Les propriétaires de chalutiers ont vigoureusement exprimé leur opposition aux règlements visant à protéger les tortues. Mais l’impact sur le secteur de la petite pêche traditionnelle n’est apparu vraiment qu’en 2003. A la suite des directives de la Commission centrale (CEC) instaurée par la Cour Suprême, lesquelles directives interdisaient pendant trois mois l’usage de filets maillants du côté de Devi et de Rushikulya, le Comité ad hoc pour les tortues Olive Ridley, lors de sa réunion du 10 octobre 2003, a demandé une fermeture de sept mois. Des syndicats et groupements de pêcheurs ont alors protesté car cela revenait à interdire tout type de pêche au filet maillant près des zones de nidification. C’est l’OTFWU (Union des pêcheurs traditionnels de l’Orissa) qui a pris la tête du mouvement et réclamé pour les petits pêcheurs l’ouverture de négociations avec le gouvernement local, qui ne s’est guère préoccupé de consulter les populations concernées, soit au stade de la préparation des textes, soit au cours de leur application.
Voici quelques pistes pour l’avenir quant à la problématique « Préservation des tortues et et préservation des moyens d’existence des pêcheurs » . Les tortues viennent nombreuses pondre sur les côtes de l’Orissa. Et il y a aussi beaucoup de pêcheurs en Orissa, et ils ont beaucoup de mal à vivre. Il faut donc faire bien attention. Il n’est pas envisageable de mettre en place des programmes de protection de toutes les tortues. Si on encadre les opérations de pêche dans les zones de concentration, il faudra bien préciser les temps de pêche, les lieux et les engins interdits, et cela après une honnête consultation des populations concernées. Actuellement l’OTFWU a décidé d’interdire la senne coulissante, le sankutch jaal (filet nylon monofilament à grandes mailles pour la raie) et le bhetki jaal (filet à dorade). Ce genre d’initiative en matière d’autodiscipline est rare et pas facile à faire accepter par l’ensemble des pêcheurs. Elle doit être soutenue, notamment par une meilleure implication des populations concernées dans les projets officiels de protection des tortues.
Jusqu’à présent, l’administration de l’Orissa n’a pas pris en compte les répercussions de ses décisions sur les opérations de pêche, en particulier la petite pêche. Les communautés de pêcheurs traditionnels de l’Orissa sont fragiles et elles doivent trouver leur place dans le dispositif de protection des tortues. Des décisions purement administratives ne sont nullement une garantie de succès. Tout comme les tortues, les pêcheurs font partie intégrante du paysage maritime.

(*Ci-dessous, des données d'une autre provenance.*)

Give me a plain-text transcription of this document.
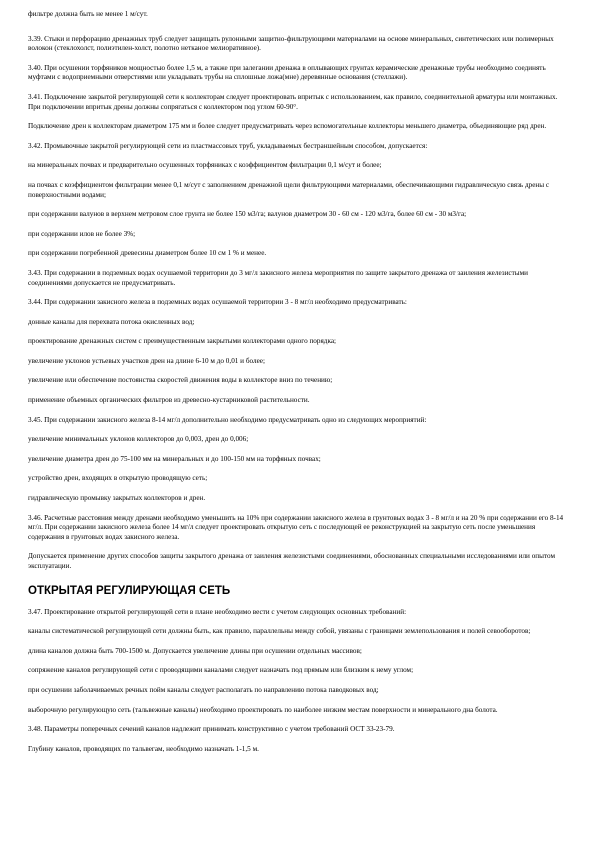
фильтре должна быть не менее 1 м/сут.

3.39. Стыки и перфорацию дренажных труб следует защищать рулонными защитно-фильтрующими материалами на основе минеральных, синтетических или полимерных волокон (стеклохолст, полиэтилен-холст, полотно нетканое мелиоративное).

3.40. При осушении торфяников мощностью более 1,5 м, а также при залегании дренажа в оплывающих грунтах керамические дренажные трубы необходимо соединять муфтами с водоприемными отверстиями или укладывать трубы на сплошные ложа(мне) деревянные основания (стеллажи).

3.41. Подключение закрытой регулирующей сети к коллекторам следует проектировать впритык с использованием, как правило, соединительной арматуры или монтажных. При подключении впритык дрены должны сопрягаться с коллектором под углом 60-90°.

Подключение дрен к коллекторам диаметром 175 мм и более следует предусматривать через вспомогательные коллекторы меньшего диаметра, объединяющие ряд дрен.

3.42. Промывочные закрытой регулирующей сети из пластмассовых труб, укладываемых бестраншейным способом, допускается:

на минеральных почвах и предварительно осушенных торфяниках с коэффициентом фильтрации 0,1 м/сут и более;

на почвах с коэффициентом фильтрации менее 0,1 м/сут с заполнением дренажной щели фильтрующими материалами, обеспечивающими гидравлическую связь дрены с поверхностными водами;

при содержании валунов в верхнем метровом слое грунта не более 150 м3/га; валунов диаметром 30 - 60 см - 120 м3/га, более 60 см - 30 м3/га;

при содержании илов не более 3%;

при содержании погребенной древесины диаметром более 10 см 1 % и менее.

3.43. При содержании в подземных водах осушаемой территории до 3 мг/л закисного железа мероприятия по защите закрытого дренажа от заиления железистыми соединениями допускается не предусматривать.

3.44. При содержании закисного железа в подземных водах осушаемой территории 3 - 8 мг/л необходимо предусматривать:

донные каналы для перехвата потока окисленных вод;

проектирование дренажных систем с преимущественным закрытыми коллекторами одного порядка;

увеличение уклонов устьевых участков дрен на длине 6-10 м до 0,01 и более;

увеличение или обеспечение постоянства скоростей движения воды в коллекторе вниз по течению;

применение объемных органических фильтров из древесно-кустарниковой растительности.

3.45. При содержании закисного железа 8-14 мг/л дополнительно необходимо предусматривать одно из следующих мероприятий:

увеличение минимальных уклонов коллекторов до 0,003, дрен до 0,006;

увеличение диаметра дрен до 75-100 мм на минеральных и до 100-150 мм на торфяных почвах;

устройство дрен, входящих в открытую проводящую сеть;

гидравлическую промывку закрытых коллекторов и дрен.

3.46. Расчетные расстояния между дренами необходимо уменьшить на 10% при содержании закисного железа в грунтовых водах 3 - 8 мг/л и на 20 % при содержании его 8-14 мг/л. При содержании закисного железа более 14 мг/л следует проектировать открытую сеть с последующей ее реконструкцией на закрытую сеть после уменьшения содержания в грунтовых водах закисного железа.

Допускается применение других способов защиты закрытого дренажа от заиления железистыми соединениями, обоснованных специальными исследованиями или опытом эксплуатации.

ОТКРЫТАЯ РЕГУЛИРУЮЩАЯ СЕТЬ

3.47. Проектирование открытой регулирующей сети в плане необходимо вести с учетом следующих основных требований:

каналы систематической регулирующей сети должны быть, как правило, параллельны между собой, увязаны с границами землепользования и полей севооборотов;

длина каналов должна быть 700-1500 м. Допускается увеличение длины при осушении отдельных массивов;

сопряжение каналов регулирующей сети с проводящими каналами следует назначать под прямым или близким к нему углом;

при осушении заболачиваемых речных пойм каналы следует располагать по направлению потока паводковых вод;

выборочную регулирующую сеть (тальвежные каналы) необходимо проектировать по наиболее низким местам поверхности и минерального дна болота.

3.48. Параметры поперечных сечений каналов надлежит принимать конструктивно с учетом требований ОСТ 33-23-79.

Глубину каналов, проводящих по тальвегам, необходимо назначать 1-1,5 м.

Pour ce qui est de l’Orissa, il serait souhaitable de se préoccuper au plus vite des aspects suivants :
Les consultations ne devraient pas se limiter à ce qui est prévu par les textes officiels. On engagera sans tarder des échanges entre représentants des pêcheurs, les scientifiques, les militants écologistes et l’administration. Cela permettrait de définir un nouveau plan de protection pour la prochaine saison des tortues.
Les mesures de protection des tortues doivent aller de pair avec une meilleure connaissance des activités de pêche sur les côtes de l’Orissa.

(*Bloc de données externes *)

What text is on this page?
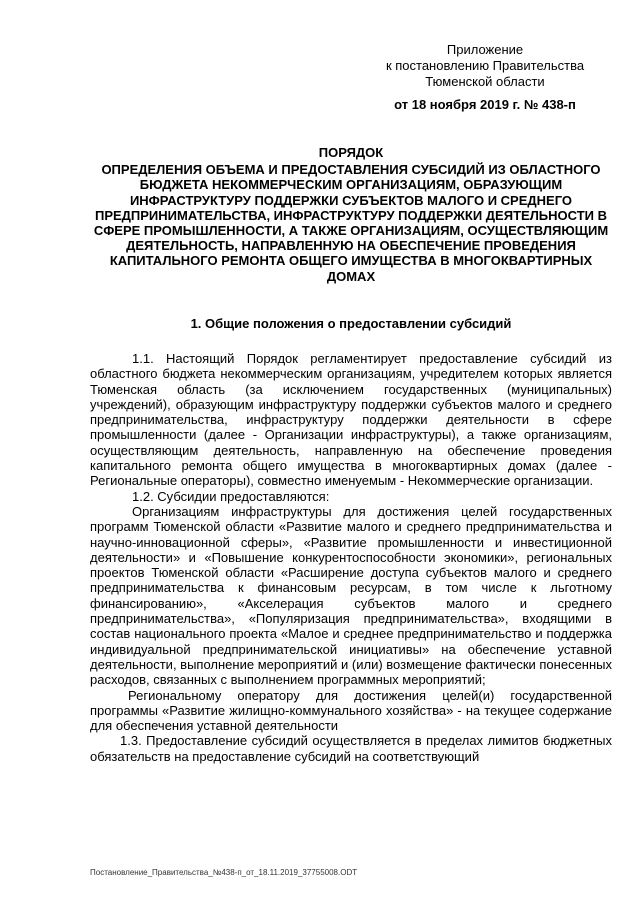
Приложение
к постановлению Правительства
Тюменской области
от 18 ноября 2019 г. № 438-п
ПОРЯДОК
ОПРЕДЕЛЕНИЯ ОБЪЕМА И ПРЕДОСТАВЛЕНИЯ СУБСИДИЙ ИЗ ОБЛАСТНОГО БЮДЖЕТА НЕКОММЕРЧЕСКИМ ОРГАНИЗАЦИЯМ, ОБРАЗУЮЩИМ ИНФРАСТРУКТУРУ ПОДДЕРЖКИ СУБЪЕКТОВ МАЛОГО И СРЕДНЕГО ПРЕДПРИНИМАТЕЛЬСТВА, ИНФРАСТРУКТУРУ ПОДДЕРЖКИ ДЕЯТЕЛЬНОСТИ В СФЕРЕ ПРОМЫШЛЕННОСТИ, А ТАКЖЕ ОРГАНИЗАЦИЯМ, ОСУЩЕСТВЛЯЮЩИМ ДЕЯТЕЛЬНОСТЬ, НАПРАВЛЕННУЮ НА ОБЕСПЕЧЕНИЕ ПРОВЕДЕНИЯ КАПИТАЛЬНОГО РЕМОНТА ОБЩЕГО ИМУЩЕСТВА В МНОГОКВАРТИРНЫХ ДОМАХ
1. Общие положения о предоставлении субсидий

1.1. Настоящий Порядок регламентирует предоставление субсидий из областного бюджета некоммерческим организациям, учредителем которых является Тюменская область (за исключением государственных (муниципальных) учреждений), образующим инфраструктуру поддержки субъектов малого и среднего предпринимательства, инфраструктуру поддержки деятельности в сфере промышленности (далее - Организации инфраструктуры), а также организациям, осуществляющим деятельность, направленную на обеспечение проведения капитального ремонта общего имущества в многоквартирных домах (далее - Региональные операторы), совместно именуемым - Некоммерческие организации.

1.2. Субсидии предоставляются:

Организациям инфраструктуры для достижения целей государственных программ Тюменской области «Развитие малого и среднего предпринимательства и научно-инновационной сферы», «Развитие промышленности и инвестиционной деятельности» и «Повышение конкурентоспособности экономики», региональных проектов Тюменской области «Расширение доступа субъектов малого и среднего предпринимательства к финансовым ресурсам, в том числе к льготному финансированию», «Акселерация субъектов малого и среднего предпринимательства», «Популяризация предпринимательства», входящими в состав национального проекта «Малое и среднее предпринимательство и поддержка индивидуальной предпринимательской инициативы» на обеспечение уставной деятельности, выполнение мероприятий и (или) возмещение фактически понесенных расходов, связанных с выполнением программных мероприятий;

Региональному оператору для достижения целей(и) государственной программы «Развитие жилищно-коммунального хозяйства» - на текущее содержание для обеспечения уставной деятельности

1.3. Предоставление субсидий осуществляется в пределах лимитов бюджетных обязательств на предоставление субсидий на соответствующий

Постановление_Правительства_№438-п_от_18.11.2019_37755008.ODT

Il faudra modifier le cadre juridique de la préservation de la faune, notamment pour l’espace maritime, afin que des processus de décision participative y trouvent leur place.
La préservation de la faune devrait avoir un impact positif sur la situation économique des populations de pêcheurs concernées.
Il est indispensable que les populations locales, en particulier les pêcheurs, participent à l’effort de protection de la faune. Elles connaissent bien l’environnement marin, et les « protecteurs de la nature » ont tout intérêt à travailler avec elles plutôt que de les tenir à l’écart.
Une meilleure coordination s’impose entre les divers services de l’Etat : Direction des pêches et des forêts, garde-côte, etc. On réexaminera au besoin leurs missions afin de tenir compte à la fois des besoins économiques des populations locales et des nécessités de la protection de la nature.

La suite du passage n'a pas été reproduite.